Qualche giorno dopo il gesto di Bastoni, il difensore nerazzurro ha scelto di scusarsi pubblicamente per l'episodio. Ma il punto resta: un contatto minimo ha prodotto conseguenze massime.
Nel medesimo fine settimana, in Pisa-Milan, Adrien Rabiot è stato ammonito per un leggero tocco e poi espulso per doppia ammonizione dopo aver chiesto spiegazioni all’arbitro. Anche in questo caso, mani e proteste hanno avuto un peso decisivo.
Poi il recupero Milan-Como. Nel finale, l'allenatore del Como Cesc Fabregas ha trattenuto un calciatore in campo senza ricevere conseguenze immediate. La sanzione è invece arrivata per Massimiliano Allegri, intervenuto per difendere il proprio giocatore. Nel post gara sono arrivate le scuse di Fabregas, ma senza ricadute disciplinari significative.
Tre episodi diversi, un denominatore comune: l'utilizzo delle mani e la gestione delle conseguenze.
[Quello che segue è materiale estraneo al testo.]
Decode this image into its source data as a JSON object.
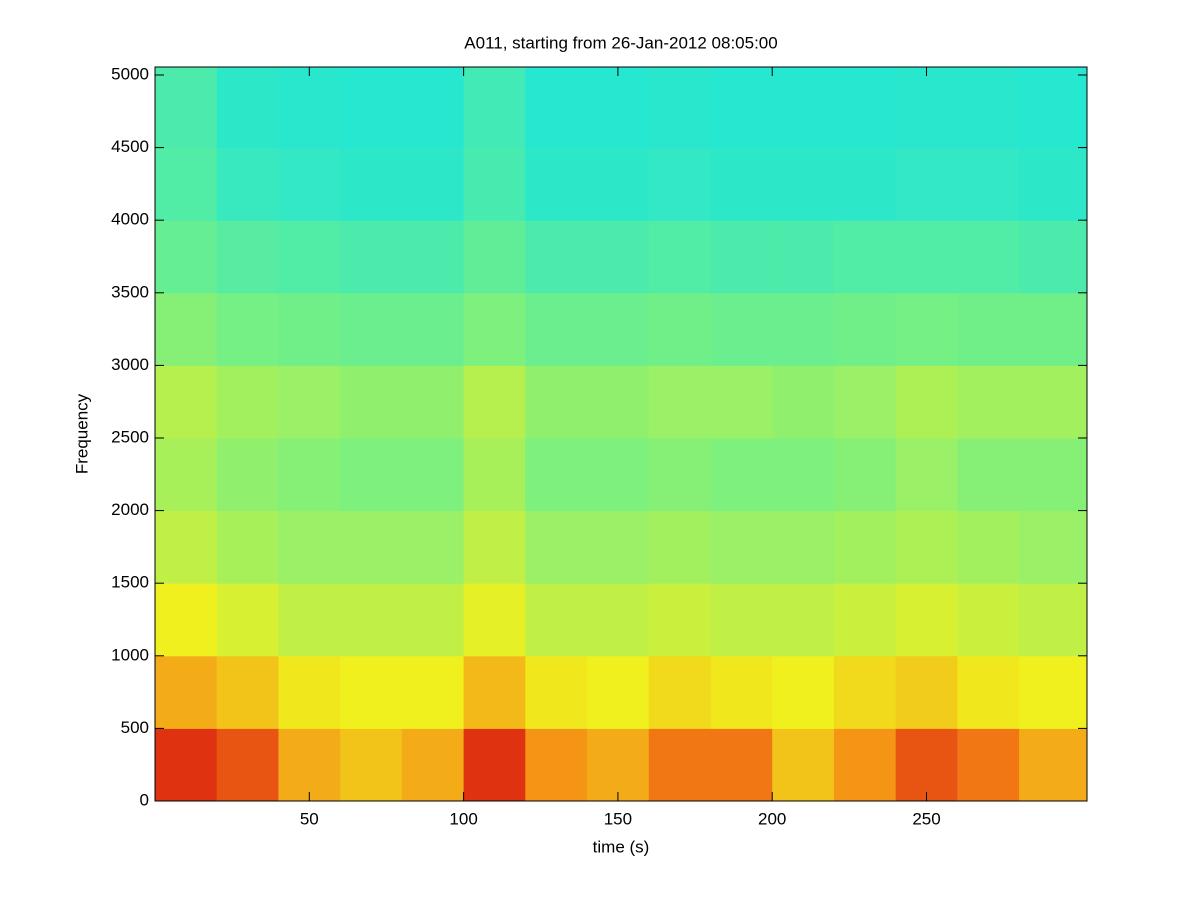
{
  "chart_data": {
    "type": "spectrogram",
    "title": "A011, starting from 26-Jan-2012 08:05:00",
    "x_label": "time (s)",
    "y_label": "Frequency",
    "xlim": [
      0,
      302
    ],
    "ylim": [
      0,
      5055
    ],
    "xticks": [
      50,
      100,
      150,
      200,
      250
    ],
    "yticks": [
      0,
      500,
      1000,
      1500,
      2000,
      2500,
      3000,
      3500,
      4000,
      4500,
      5000
    ],
    "colormap": "jet",
    "time_bins": [
      0,
      20,
      40,
      60,
      80,
      100,
      120,
      140,
      160,
      180,
      200,
      220,
      240,
      260,
      280,
      302
    ],
    "freq_bins": [
      0,
      500,
      1000,
      1500,
      2000,
      2500,
      3000,
      3500,
      4000,
      4500,
      5055
    ],
    "levels": [
      [
        0.95,
        0.9,
        0.75,
        0.7,
        0.75,
        0.95,
        0.8,
        0.75,
        0.85,
        0.85,
        0.7,
        0.8,
        0.9,
        0.85,
        0.75
      ],
      [
        0.75,
        0.7,
        0.62,
        0.6,
        0.6,
        0.72,
        0.62,
        0.6,
        0.65,
        0.62,
        0.6,
        0.65,
        0.68,
        0.62,
        0.6
      ],
      [
        0.6,
        0.55,
        0.5,
        0.5,
        0.5,
        0.58,
        0.5,
        0.5,
        0.52,
        0.5,
        0.5,
        0.52,
        0.55,
        0.52,
        0.5
      ],
      [
        0.5,
        0.45,
        0.42,
        0.42,
        0.42,
        0.5,
        0.42,
        0.42,
        0.44,
        0.42,
        0.42,
        0.44,
        0.46,
        0.44,
        0.42
      ],
      [
        0.45,
        0.4,
        0.38,
        0.36,
        0.36,
        0.45,
        0.36,
        0.36,
        0.38,
        0.36,
        0.36,
        0.38,
        0.42,
        0.38,
        0.38
      ],
      [
        0.48,
        0.44,
        0.42,
        0.4,
        0.4,
        0.48,
        0.4,
        0.4,
        0.42,
        0.42,
        0.4,
        0.42,
        0.46,
        0.44,
        0.44
      ],
      [
        0.38,
        0.34,
        0.32,
        0.3,
        0.3,
        0.36,
        0.3,
        0.3,
        0.32,
        0.3,
        0.3,
        0.32,
        0.34,
        0.32,
        0.32
      ],
      [
        0.28,
        0.22,
        0.2,
        0.18,
        0.18,
        0.26,
        0.18,
        0.18,
        0.2,
        0.18,
        0.18,
        0.2,
        0.2,
        0.2,
        0.18
      ],
      [
        0.2,
        0.1,
        0.08,
        0.06,
        0.06,
        0.16,
        0.06,
        0.06,
        0.08,
        0.06,
        0.06,
        0.06,
        0.08,
        0.08,
        0.06
      ],
      [
        0.18,
        0.06,
        0.04,
        0.03,
        0.03,
        0.14,
        0.03,
        0.03,
        0.04,
        0.03,
        0.03,
        0.03,
        0.04,
        0.04,
        0.03
      ]
    ]
  }
}
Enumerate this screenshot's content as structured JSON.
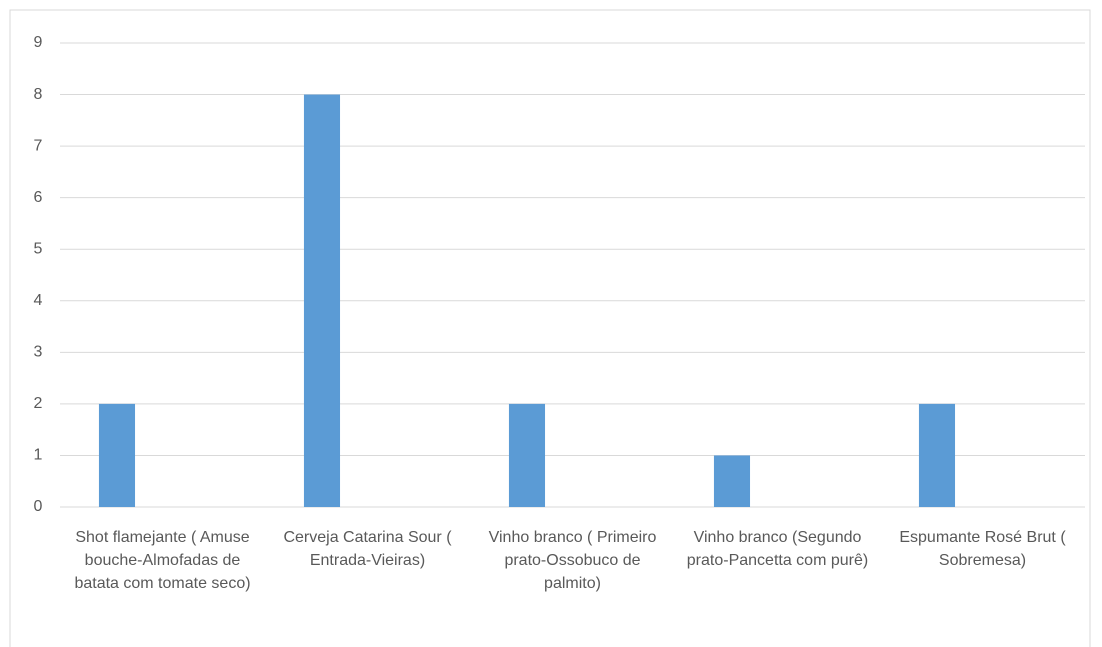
{
  "chart_data": {
    "type": "bar",
    "categories": [
      "Shot flamejante ( Amuse bouche-Almofadas de batata com tomate seco)",
      "Cerveja Catarina Sour ( Entrada-Vieiras)",
      "Vinho branco ( Primeiro prato-Ossobuco de palmito)",
      "Vinho branco (Segundo prato-Pancetta com purê)",
      "Espumante Rosé Brut ( Sobremesa)"
    ],
    "values": [
      2,
      8,
      2,
      1,
      2
    ],
    "color": "#5b9bd5",
    "ylim": [
      0,
      9
    ],
    "yticks": [
      0,
      1,
      2,
      3,
      4,
      5,
      6,
      7,
      8,
      9
    ],
    "grid": true
  }
}
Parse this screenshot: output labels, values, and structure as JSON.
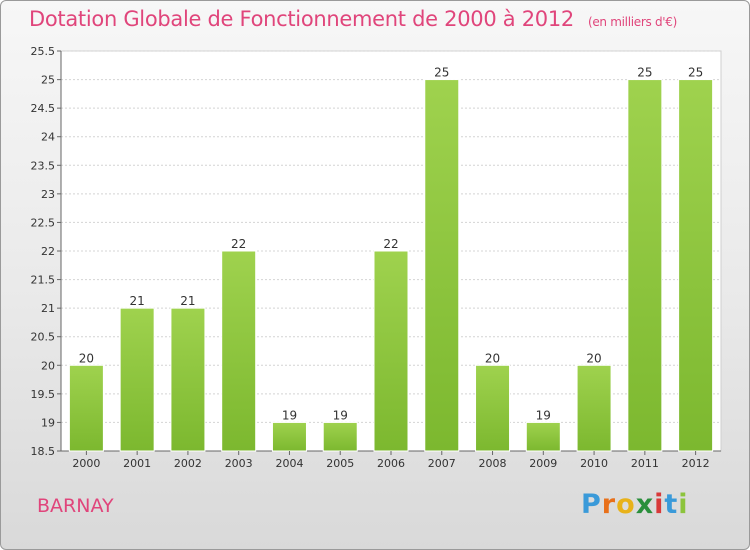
{
  "title": "Dotation Globale de Fonctionnement de 2000 à 2012",
  "unit": "(en milliers d'€)",
  "city": "BARNAY",
  "logo": {
    "letters": [
      "P",
      "r",
      "o",
      "x",
      "i",
      "t",
      "i"
    ],
    "colors": [
      "#3a9ad9",
      "#e8701a",
      "#e8b21a",
      "#2a8f3c",
      "#d83a3a",
      "#3a9ad9",
      "#8cc43c"
    ]
  },
  "colors": {
    "bar": "#7cb82f",
    "bar_light": "#9fd24e",
    "title": "#e0457b"
  },
  "chart_data": {
    "type": "bar",
    "categories": [
      "2000",
      "2001",
      "2002",
      "2003",
      "2004",
      "2005",
      "2006",
      "2007",
      "2008",
      "2009",
      "2010",
      "2011",
      "2012"
    ],
    "values": [
      20,
      21,
      21,
      22,
      19,
      19,
      22,
      25,
      20,
      19,
      20,
      25,
      25
    ],
    "data_labels": [
      "20",
      "21",
      "21",
      "22",
      "19",
      "19",
      "22",
      "25",
      "20",
      "19",
      "20",
      "25",
      "25"
    ],
    "y_ticks": [
      "18.5",
      "19",
      "19.5",
      "20",
      "20.5",
      "21",
      "21.5",
      "22",
      "22.5",
      "23",
      "23.5",
      "24",
      "24.5",
      "25",
      "25.5"
    ],
    "ylim": [
      18.5,
      25.5
    ],
    "grid": true,
    "legend": "none"
  }
}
Cosa abbiamo imparato da questa vicenda?
Che nel calcio moderno un gesto minimo può determinare sanzioni massime. Che il confine tra contatto, furbizia e irregolarità è sottilissimo. E che spesso la narrazione post partita pesa quasi quanto l'episodio in sé.
Le mani, forse, andrebbero tenute al loro posto. Ma ancora di più andrebbe trovato un equilibrio nel modo in cui vengono giudicate.
Riassumendo questi tre episodi, viene spontaneo lasciarsi con un auspicio: coerenza.